SvetLab # 03 - Christmas at 2 Euro

    SvetLab # 03 - Christmas at 2 Euro

    No guys, we can't escape the inevitable. If you have not yet bought Christmas gifts, a good 80% of you will be reduced to December 24th, all the others will go around the shops getting an idea and then, in any case, buy everything at 19pm on Christmas Eve. What a wonderful cliché! It always works and makes all lovers of poor quality memes laugh. If you are laughing right now, look inside yourself and feel unspeakable shame. Do not thank me! ?



    Well, you understand that today I am particularly sweet and kind and for this very reason I want to touch on a subject that further thins the line between a fake smile and a first degree murder charge. Let's talk about gifts! No, I don't want to give you any idea for what to give to your other half or your grandmother (the dress of the sugary beauty guru of the web is tight on my hips and crushes my breasts). Instead, I want to shoot at zero on those gifts that are completely wrong, those received either from grandmothers or aunts who are a little too old in age, or from unwise friends who try to match our tastes but fail dramatically. Let's face it, despite the fact that in recent years the geek culture has depopulated indecently, our friends and relatives have not yet understood the difference between a video game console and an ugly clone that gives off a bad smell of Chinese shops.
    And here it is the three most wrong gifts, at least in my opinion.

    # 01 - “You like TV series, right? So I thought ... "


    In my opinion, one of the simplest things to give are gadgets from our TV series. Mugs, t-shirts, sweatshirts, pens, doormats, heaters. Anything as long as it relates to the show we love most. I write it in bold: that we love most. So if I dream of David Tennant at night asking for my hand or if I just repeat the phrase “Hello IT. Have you tried turning off and on again? " even if apparently out of any possible context, why would you give me a cup of The Big Bang Theory ?! I can't stand that series! "Eh no but why are you nerd so ..." So what? Eclipse!
    But in reality this is perhaps the least worst, also because there is a very common practice but never openly revealed: recycling. It's good for your wallet and saves many lives. Something a bit "dirty"? Probably, but at least I will be able to give that fantastic Game Of Thrones t-shirt to that friend who every night at the pub can't help but exclaim "The wine is out!". If he doesn't, he probably gets an abscess in a tooth, otherwise all this repetition cannot be explained.


    # 02 - "It cost 2 euros from GameStop" 

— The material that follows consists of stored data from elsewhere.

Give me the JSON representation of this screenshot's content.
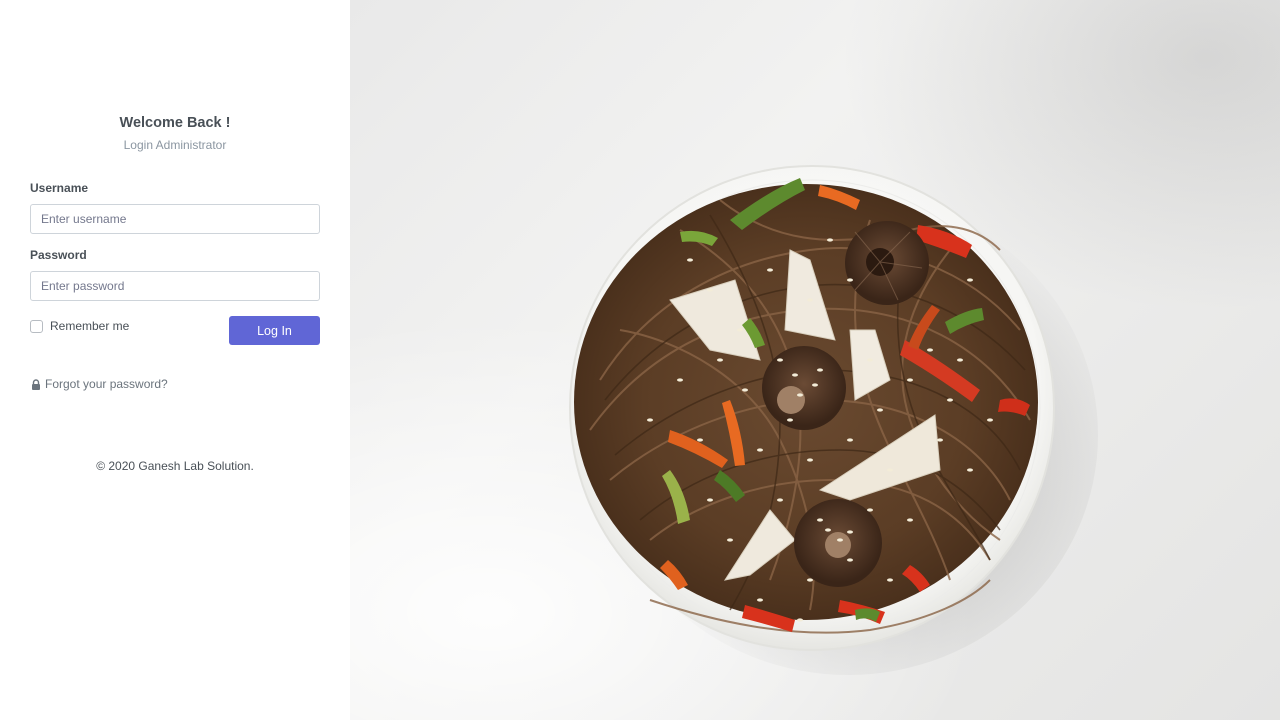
{
  "login": {
    "title": "Welcome Back !",
    "subtitle": "Login Administrator",
    "username_label": "Username",
    "username_placeholder": "Enter username",
    "username_value": "",
    "password_label": "Password",
    "password_placeholder": "Enter password",
    "password_value": "",
    "remember_label": "Remember me",
    "remember_checked": false,
    "login_button_label": "Log In",
    "forgot_link_text": "Forgot your password?",
    "forgot_icon": "lock-icon",
    "footer": "© 2020 Ganesh Lab Solution."
  },
  "hero": {
    "image_subject": "bowl of soba noodles with mushrooms and vegetables on marble",
    "icon": "food-image"
  },
  "colors": {
    "accent": "#6066d6",
    "text": "#495057",
    "muted": "#8b96a1"
  }
}
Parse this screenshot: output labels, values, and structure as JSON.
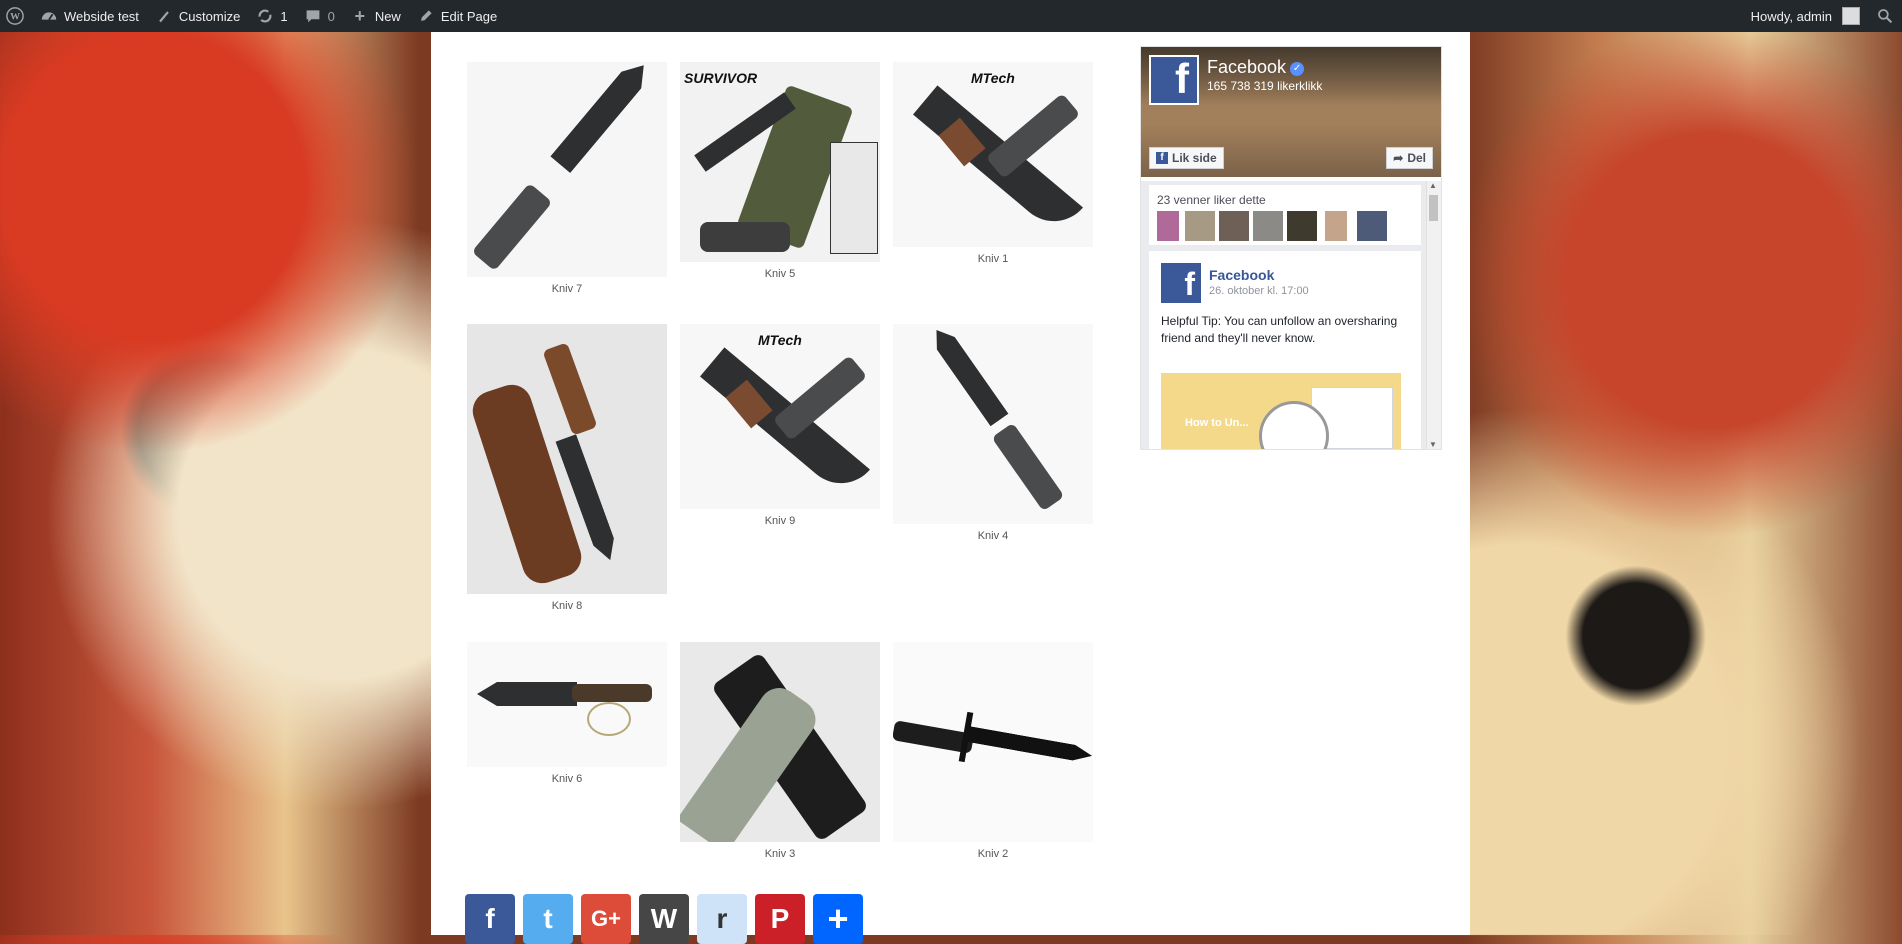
{
  "adminbar": {
    "site_name": "Webside test",
    "customize": "Customize",
    "updates_count": "1",
    "comments_count": "0",
    "new_label": "New",
    "edit_page": "Edit Page",
    "howdy": "Howdy, admin"
  },
  "gallery": {
    "items": [
      {
        "caption": "Kniv 7"
      },
      {
        "caption": "Kniv 5",
        "brand": "SURVIVOR"
      },
      {
        "caption": "Kniv 1",
        "brand": "MTech"
      },
      {
        "caption": "Kniv 8"
      },
      {
        "caption": "Kniv 9",
        "brand": "MTech"
      },
      {
        "caption": "Kniv 4"
      },
      {
        "caption": "Kniv 6"
      },
      {
        "caption": "Kniv 3"
      },
      {
        "caption": "Kniv 2"
      }
    ]
  },
  "facebook": {
    "page_name": "Facebook",
    "likes": "165 738 319 likerklikk",
    "like_button": "Lik side",
    "share_button": "Del",
    "friends_like": "23 venner liker dette",
    "post": {
      "author": "Facebook",
      "date": "26. oktober kl. 17:00",
      "text": "Helpful Tip: You can unfollow an oversharing friend and they'll never know.",
      "media_title": "How to Un..."
    }
  },
  "share_buttons": [
    {
      "name": "facebook",
      "glyph": "f",
      "color": "#3b5998"
    },
    {
      "name": "twitter",
      "glyph": "t",
      "color": "#55acee"
    },
    {
      "name": "google-plus",
      "glyph": "G+",
      "color": "#dd4b39"
    },
    {
      "name": "wordpress",
      "glyph": "W",
      "color": "#464646"
    },
    {
      "name": "reddit",
      "glyph": "r",
      "color": "#cee3f8"
    },
    {
      "name": "pinterest",
      "glyph": "P",
      "color": "#cb2027"
    },
    {
      "name": "more",
      "glyph": "+",
      "color": "#0166ff"
    }
  ]
}
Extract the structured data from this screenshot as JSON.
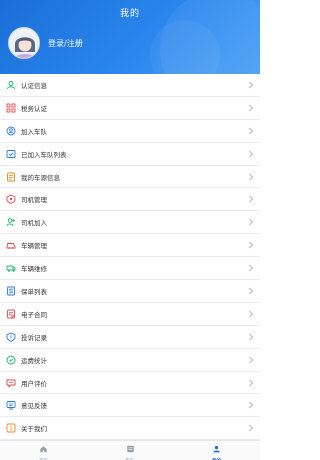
{
  "header": {
    "title": "我的"
  },
  "profile": {
    "login_label": "登录/注册"
  },
  "menu": [
    {
      "label": "认证信息",
      "icon": "person-icon",
      "color": "#18b46a"
    },
    {
      "label": "税务认证",
      "icon": "tax-icon",
      "color": "#e0484f"
    },
    {
      "label": "加入车队",
      "icon": "team-icon",
      "color": "#2f7be0"
    },
    {
      "label": "已加入车队列表",
      "icon": "list-check-icon",
      "color": "#2f7be0"
    },
    {
      "label": "我的车源信息",
      "icon": "truck-info-icon",
      "color": "#e58a1f"
    },
    {
      "label": "司机管理",
      "icon": "driver-manage-icon",
      "color": "#e0484f"
    },
    {
      "label": "司机加入",
      "icon": "driver-join-icon",
      "color": "#18b46a"
    },
    {
      "label": "车辆管理",
      "icon": "vehicle-manage-icon",
      "color": "#e0484f"
    },
    {
      "label": "车辆维修",
      "icon": "vehicle-repair-icon",
      "color": "#18b46a"
    },
    {
      "label": "保单列表",
      "icon": "policy-icon",
      "color": "#2f7be0"
    },
    {
      "label": "电子合同",
      "icon": "contract-icon",
      "color": "#e0484f"
    },
    {
      "label": "投诉记录",
      "icon": "complaint-icon",
      "color": "#2f7be0"
    },
    {
      "label": "运费统计",
      "icon": "freight-icon",
      "color": "#18b46a"
    },
    {
      "label": "用户评价",
      "icon": "review-icon",
      "color": "#e0484f"
    },
    {
      "label": "意见反馈",
      "icon": "feedback-icon",
      "color": "#2f7be0"
    },
    {
      "label": "关于我们",
      "icon": "about-icon",
      "color": "#e58a1f"
    }
  ],
  "tabbar": [
    {
      "label": "首页",
      "icon": "home-icon",
      "active": false
    },
    {
      "label": "车队",
      "icon": "fleet-icon",
      "active": false
    },
    {
      "label": "我的",
      "icon": "me-icon",
      "active": true
    }
  ],
  "colors": {
    "header_bg": "#1f78e0",
    "active_tab": "#1f6fd2"
  }
}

    I believe that in almost all shopping centers there is that wonderful basket with the yellowed and half-detached sign, which reads "2 Euro Games". It is likely that there are things in there rejected by Satan himself, from sneezing simulators to Giulia Passione Scaccolatrice. In some cases we can find nice titles, if not downright interesting. For example, I recently spotted a couple of episodes of Ace Attorney but I know very well that whoever passes by with the intention of giving me a gift will have no idea what I want and will come up with a buggy abomination that has been out of production for years. I guess that basket is the favorite place of those who either have no idea what we want, or those who simply want to make us suffer. Please, I know that saving is an important thing, but rather than throwing away two euros offer coffee or buy some chocolate. Kinder Maxi are good, you know?


    # 03 - "The shopkeeper said there are 99999999 games in here"

    It will be trivial, two hundred will have already talked about it, but I have to let off steam. Is it called PolyStation 4 or MegaStation 4 or RavioloStation 4? Here, it is not a PlayStation 4! So it's almost impossible to go wrong, as the name is (almost) completely different. Here there are two cases: either your friends and their various have advanced glaucoma, or they have decided to save money and have remained in that damned gray area called "It's not what you want, but it looks like us". The point is, that's not the case! Do you want to fool me with the fantastigliardo of games inside? So I know it's 20 games multiplied by 1000. But at least look for a decent clone, I will insult you (mentally) a little less. If you don't have the opportunity to give expensive gifts, fall back on anything other than a tarot version of that expensive gift you originally thought of. I repeat, food is always a welcome thing and maybe this time you could even cherish the idea of give money away. No, it is not a boor and a good work. 20 euros is always a good thing.



    SvetLab # 03 - Christmas at 2 Euro

    The wrong Christmas gifts are one of the main causes of creating new Grinches, so you can either abstain or decide to give something that really pleases your friends with "strange" tastes. As for you poor trash victims, if you have to arm yourself with a fake smile because murder is still illegal and, as I mentioned earlier, the wrong gifts may be right for someone else. Recycling is the word!